Informal Opinion 98-9
May 12, 1998
The Ethics Advisory Committee has been asked by a district court judge whether a trial court judge has an ethical right or obligation to communicate with an appellate court concerning alleged misstatements made by counsel before the appellate court.
As an example, the judge describes a situation in which a petition for rehearing was filed with an appellate court. The petition for rehearing claims that the trial court took judicial notice of certain facts during the trial proceedings. The trial court judge did not take judicial notice of those facts. The judge wonders whether there would be a right or an obligation to inform the appellate court of the misstatement. As another example, a question arises as to a trial judge's responsibility when a party on appeal claims that off-the-record discussions were had and the judge does not recall such discussions or does not believe that the discussions were as represented by counsel.
Canon 3B(7) states that "[n]o communication respecting a pending or impending proceeding shall occur between the trial judge and an appellate court unless a copy of any written communication or the substance of any oral communication is provided to all parties." This language in the Utah Code of Judicial Conduct is not part of the black letter ABA model code. The language originates from the commentary to the model code. The language in Canon 3B(7) must be read in light of Canon 2A, which requires impartiality, and Canon 3B(9), which states that "[a] judge shall not, while a proceeding is pending or impending in any court, make any public comment that might reasonably be expected to affect its outcome or impair its fairness or make any nonpublic comment that might substantially interfere with a fair trial or hearing." When read together, these Canons suggest the circumstances under which a communication between a trial judge and appellate court may occur.
In other jurisdictions, judges have been admonished against communicating with an appellate court when the communication would exhibit partiality. See Harrington v. Indiana, 584 N.E.2d 558, 561 (Ind. 1992). This is the primary concern. A communication with an appellate court may not, on its face, exhibit partiality. However, the effect and perception of any such communication must be considered. Any communication with an appellate court could be considered favorable to one side and in opposition to another, even if that is not the intention. Disclosure to the parties, as required by Canon 3B(7), provides an opportunity for scrutiny and response, but does not obviate the problem.

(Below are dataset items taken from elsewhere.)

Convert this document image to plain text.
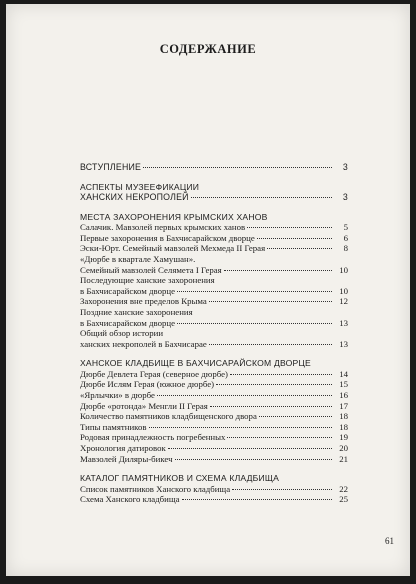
СОДЕРЖАНИЕ
ВСТУПЛЕНИЕ	3
АСПЕКТЫ МУЗЕЕФИКАЦИИ
ХАНСКИХ НЕКРОПОЛЕЙ	3
МЕСТА ЗАХОРОНЕНИЯ КРЫМСКИХ ХАНОВ
Салачик. Мавзолей первых крымских ханов	5
Первые захоронения в Бахчисарайском дворце	6
Эски-Юрт. Семейный мавзолей Мехмеда II Герая	8
«Дюрбе в квартале Хамушан».
Семейный мавзолей Селямета I Герая	10
Последующие ханские захоронения
в Бахчисарайском дворце	10
Захоронения вне пределов Крыма	12
Поздние ханские захоронения
в Бахчисарайском дворце	13
Общий обзор истории
ханских некрополей в Бахчисарае	13
ХАНСКОЕ КЛАДБИЩЕ В БАХЧИСАРАЙСКОМ ДВОРЦЕ
Дюрбе Девлета Герая (северное дюрбе)	14
Дюрбе Ислям Герая (южное дюрбе)	15
«Ярлычки» в дюрбе	16
Дюрбе «ротонда» Менгли II Герая	17
Количество памятников кладбищенского двора	18
Типы памятников	18
Родовая принадлежность погребенных	19
Хронология датировок	20
Мавзолей Диляры-бикеч	21
КАТАЛОГ ПАМЯТНИКОВ И СХЕМА КЛАДБИЩА
Список памятников Ханского кладбища	22
Схема Ханского кладбища	25
61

The adversarial system relies on the attorneys and parties to clarify the record on appeal. Unsolicited communication from a trial judge is not ordinarily necessary and undermines the neutrality of the bench. There may be circumstances when an appellate court requires additional information from the trial judge. Canon 3B(7) allows communication in that circumstance, as long as all communications are provided to the parties and placed in the record. The Committee believes problems of this sort are avoided, or at least greatly minimized, if a trial court judge does not communicate with an appellate court concerning a pending or impending proceeding unless requested by the appellate court, with the requirements of Canon 3B(7) being followed. Such communication should be formal rather than casual. For example, the appellate court should not telephone or even write a letter asking for additional information. Rather, the appellate court should, by order, remand for the entry of additional findings, entry of a supplemental order, or resolution of an outstanding motion. The trial court's response should likewise be in the form of an order, memorandum of decision, or other appropriate document.